Le mythe de Hyacinthe, en grec Ὑάκινθος, très proche des autres mythes floraux, illustre bien l'intimité des rapports que mettaient en scène les représentations littéraires et artistiques anciennes, entre nature et société humaine.
Sources : la Bibliothèque, Pseudo Apollodore ; les Métamorphoses, Ovide
Hyacinthe, fils d'Amyclas et de Diomède, est un prince spartiate. Séduit par sa grande beauté Apollon devient son amant et s'attache tant à lui que longtemps il délaisse la cité de Delphes dont il est le protecteur et néglige ses activités divines pour ne se consacrer qu'au jeune homme. Ensemble, ils vont à la chasse, pratiquent la palestre. Un jour qu'ils s'entraînaient au lancer de disque, le dieu le lança si vigoureusement qu'il vint rebondir sur le sol et frapper Hyacinthe en plein visage (une autre version fait du vent de l'Ouest, Zéphyr, le coupable, épris lui aussi du jeune homme et concurrent d'Apollon). Voyant son amant s'effondrer, Apollon se précipite vers lui pour le soutenir ; il se lamente et proteste contre le sort mais ne peut rien pour le sauver. Pourtant de son sang répandu naît une fleur, pourpre ou cramoisie pour d'autres, dont la forme est proche de celle du lis. Dans sa douleur, le dieu grave sur ses pétales les initiales de son bien-aimé (Y) ou, selon une autre version, les lettres AI, idiomatisme grec pour désigner un cri de douleur ( « hélas » ). C'est ainsi que désormais, à chaque printemps, Hyacinthe renaît à travers cette fleur.

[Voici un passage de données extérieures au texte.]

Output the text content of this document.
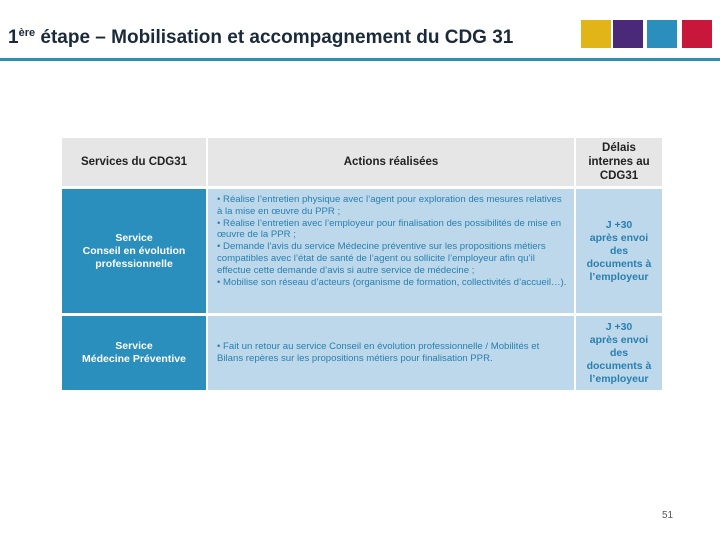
1ère étape – Mobilisation et accompagnement du CDG 31
Services du CDG31	Actions réalisées
Délais internes au CDG31
Service
Conseil en évolution
professionnelle
• Réalise l’entretien physique avec l’agent pour exploration des mesures relatives à la mise en œuvre du PPR ;
• Réalise l’entretien avec l’employeur pour finalisation des possibilités de mise en œuvre de la PPR ;
• Demande l’avis du service Médecine préventive sur les propositions métiers compatibles avec l’état de santé de l’agent ou sollicite l’employeur afin qu’il effectue cette demande d’avis si autre service de médecine ;
• Mobilise son réseau d’acteurs (organisme de formation, collectivités d’accueil…).
J +30
après envoi
des
documents à
l’employeur
Service
Médecine Préventive
• Fait un retour au service Conseil en évolution professionnelle / Mobilités et Bilans repères sur les propositions métiers pour finalisation PPR.
J +30
après envoi
des
documents à
l’employeur
51
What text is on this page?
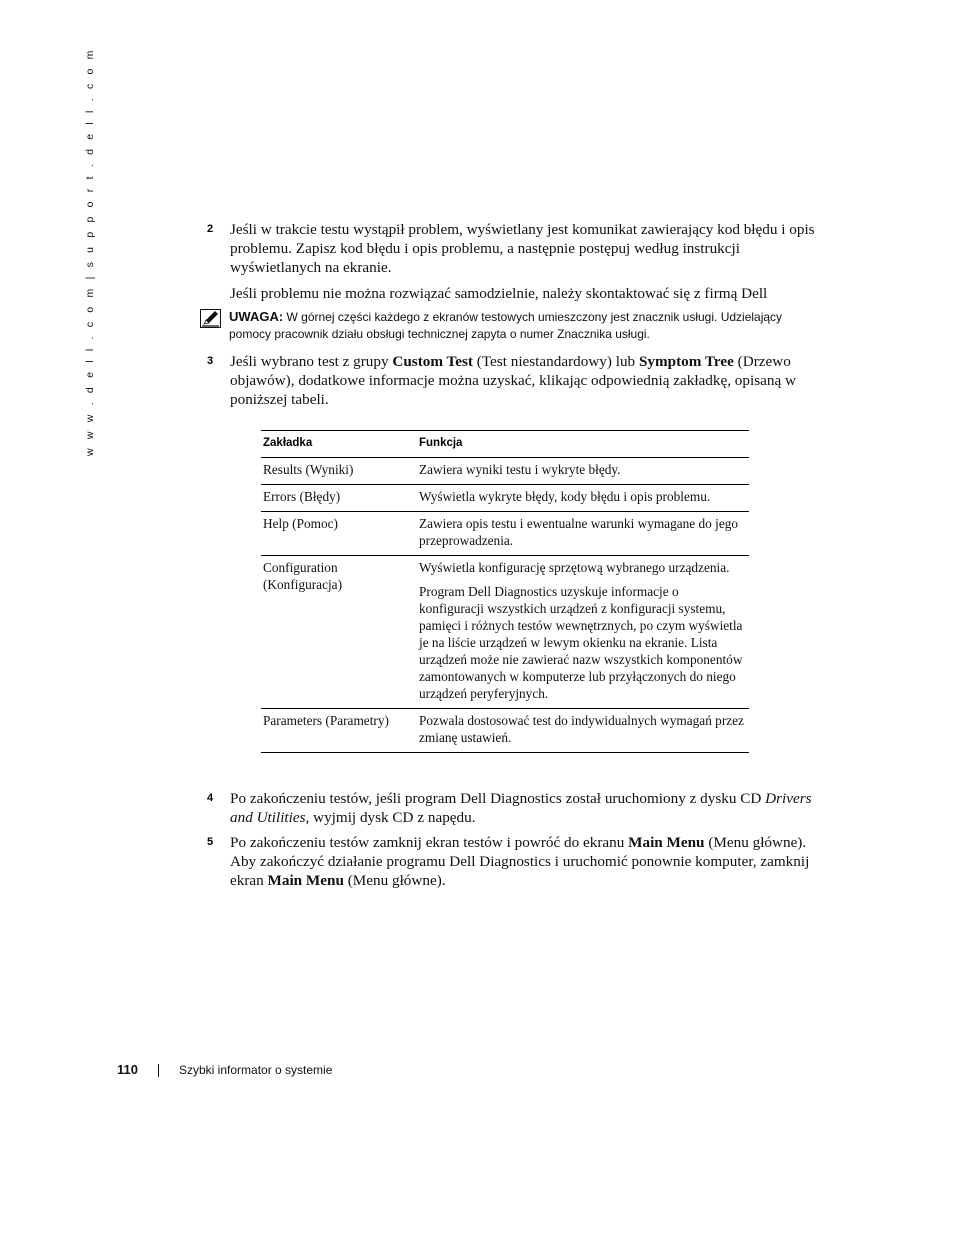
w w w . d e l l . c o m | s u p p o r t . d e l l . c o m	2 Jeśli w trakcie testu wystąpił problem, wyświetlany jest komunikat zawierający kod błędu i opis problemu. Zapisz kod błędu i opis problemu, a następnie postępuj według instrukcji wyświetlanych na ekranie.
Jeśli problemu nie można rozwiązać samodzielnie, należy skontaktować się z firmą Dell
UWAGA: W górnej części każdego z ekranów testowych umieszczony jest znacznik usługi. Udzielający pomocy pracownik działu obsługi technicznej zapyta o numer Znacznika usługi.
3 Jeśli wybrano test z grupy Custom Test (Test niestandardowy) lub Symptom Tree (Drzewo objawów), dodatkowe informacje można uzyskać, klikając odpowiednią zakładkę, opisaną w poniższej tabeli.
Zakładka	Funkcja
Results (Wyniki)	Zawiera wyniki testu i wykryte błędy.
Errors (Błędy)	Wyświetla wykryte błędy, kody błędu i opis problemu.
Help (Pomoc)	Zawiera opis testu i ewentualne warunki wymagane do jego przeprowadzenia.
Configuration (Konfiguracja)	Wyświetla konfigurację sprzętową wybranego urządzenia.
Program Dell Diagnostics uzyskuje informacje o konfiguracji wszystkich urządzeń z konfiguracji systemu, pamięci i różnych testów wewnętrznych, po czym wyświetla je na liście urządzeń w lewym okienku na ekranie. Lista urządzeń może nie zawierać nazw wszystkich komponentów zamontowanych w komputerze lub przyłączonych do niego urządzeń peryferyjnych.

Parameters (Parametry)	Pozwala dostosować test do indywidualnych wymagań przez zmianę ustawień.
4 Po zakończeniu testów, jeśli program Dell Diagnostics został uruchomiony z dysku CD Drivers and Utilities, wyjmij dysk CD z napędu.
5 Po zakończeniu testów zamknij ekran testów i powróć do ekranu Main Menu (Menu główne). Aby zakończyć działanie programu Dell Diagnostics i uruchomić ponownie komputer, zamknij ekran Main Menu (Menu główne).
110	Szybki informator o systemie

Le mythe de Hyacinthe tel que nous le connaissons n'est raconté que chez les auteurs plus tardifs (il apparaît seulement au Ve s. av. J.-C. chez Euripide). Pourtant ce personnage est attesté bien avant cette époque ; Hyacinthe put être d'abord une divinité florale de le Grèce mycénienne (- 1550 environ). Le nom reste présent dans les textes de la littérature archaïque (chez Homère puis chez les lyriques, Sappho et Anacréon) mais désigne non pas un dieu mais une fleur printanière utilisée par le poète pour qualifier et décrire les dieux et les héros (les cheveux d'Athéna « semblables à la fleur de hyacinthe » Homère, l'Odyssée). L'intimité des rapports homme-nature est évidente et d'autant plus remarquable dans notre mythe. Le cycle naturel mort-renouveau est ici illustré par la mort de Hyacinthe et sa renaissance à travers la fleur. C'est aisément que ce dualisme naissance-mort se transforme dans l'imaginaire poétique en un mythe de l'éternel retour, puis de l'éternité ou de l'immortalité ; chez Ovide, au livre X des Métamorphoses, la naissance de la fleur offre à Hyacinthe la vie éternelle.
À une échelle plus réduite, ce mythe nous offre un second niveau de parallèle entre homme – ou plutôt société humaine – et nature. Hyacinthe y est initié par Apollon lui-même. Ce mythe est donc aussi celui du passage de l'adolescence à l'âge adulte, nécessairement précédé d'une initiation (Apollon initie Hyacinthe à la gymnastique) et mis en parallèle avec la succession des saisons. Leur relation homosexuelle rappelle celle qu'entretiennent en Grèce antique l'éraste et l'éromène, c'est-à-dire un homme d'âge mûr et un jeune garçon, au sein d'une institution à visée éducative et morale, la pédérastie.
De nombreux mythes offrent un dénouement violent et sanglant (celui d'Adonis, d'Actéon etc.). Mais ici la mort du jeune homme n'est pas causée par une bête sauvage ni par un dieu revanchard (si l'on délaisse la version qui fait de Zéphyr le coupable) mais par l'amant divin lui-même. On peut voir dans cette mort sanglante la réminiscence de sacrifices primitifs par lesquels on pensait s'assurer la fécondité du sol, souvenir émoussé d'une époque reculée où la proximité avec la nature était telle qu'elle donnait lieu à de cruels sacrifices de jeunes gens dans la fleur de l'âge qu'on voyait naturellement renaître dans ces fleurs qui, au printemps, poussaient à cet endroit.